I had repeated many time that increment in terrorist activities are directly related to elections. It was in the poll BJP v/s Congress. Now, the state electins are over, their is no sign of such things. When again, electins will come, we will see the reoccurance of these activities. and I am not shy to name the party behind all this. In Rajasthan, the achievements of BJP govt are coming into light these days, infact, one of their very senior member has asked to enquire abt the Ex-CM of Rajasthan.


----------



## Rahim (Jan 20, 2009)

What about the case of Sadhvi? After the death of Hemant Karkare there has been no talk of this. Quite strange.

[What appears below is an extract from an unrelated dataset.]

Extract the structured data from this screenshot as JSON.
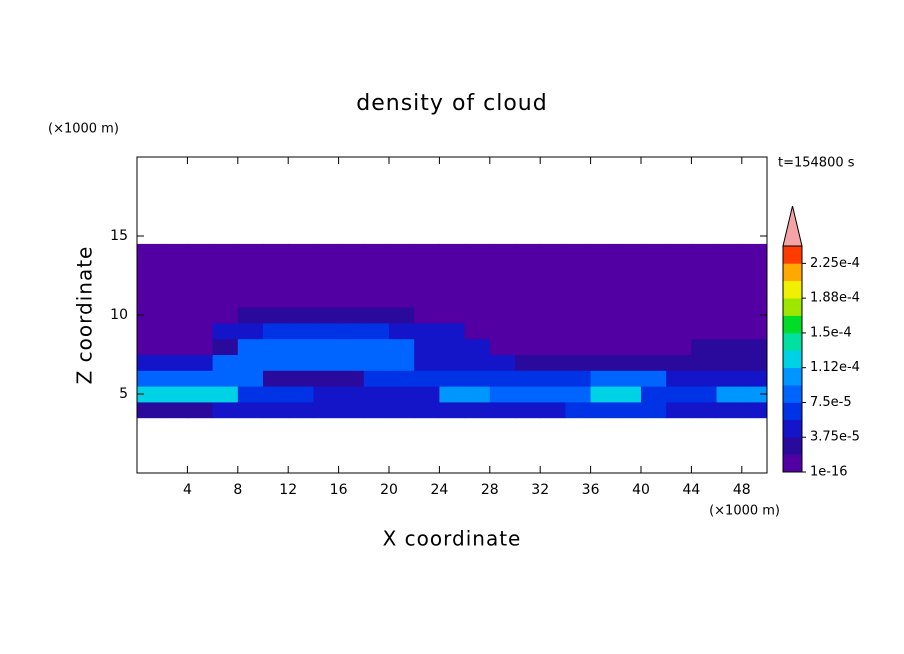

The fact that this eems fishy and asking for a probe would term you a Pakistani-sympathiser


----------



## chooza (Jan 20, 2009)

rahimveron said:


> What about the case of Sadhvi? After the death of Hemant Karkare there has been no talk of this. Quite strange.
> 
> The fact that this eems fishy and asking for a probe would term you a Pakistani-sympathiser



you are right Bro.. its all the dirty politics of BJP. Now they are promoting Narendra Modi. Lol


----------



## Rahim (Jan 21, 2009)

Advani must be having sleepless nights......and its not BJP whos promoting Modi but the industralists like Ambani and Tata who doesnt care about poeple but filling their coffers.

Media bik chuki hai


----------



## chooza (Jan 21, 2009)

rahimveron said:


> Advani must be having sleepless nights......and its not BJP whos promoting Modi but the industralists like Ambani and Tata who doesnt care about poeple but filling their coffers.
> 
> Media bik chuki hai



100% bik chuki hai. Mr. Ambani is thinking If BJP will come into power, his telecom company will again zoom taking all the benefits and put BSNL under six foot of soil and Mr. Tata is praising becouse of Nano project benefits he got.


----------



## confused!! (Jan 23, 2009)

Terrorism related to elections ...may be..But I will not be blaming only BJB..there are others too in this mud


----------



## tango_cash (Jan 24, 2009)

did any of u saw the movie contract???


----------



## Rahim (Jan 24, 2009)

@confused: it seems you are confused!  Its [highlight]BJP and not BJB[/highlight]


----------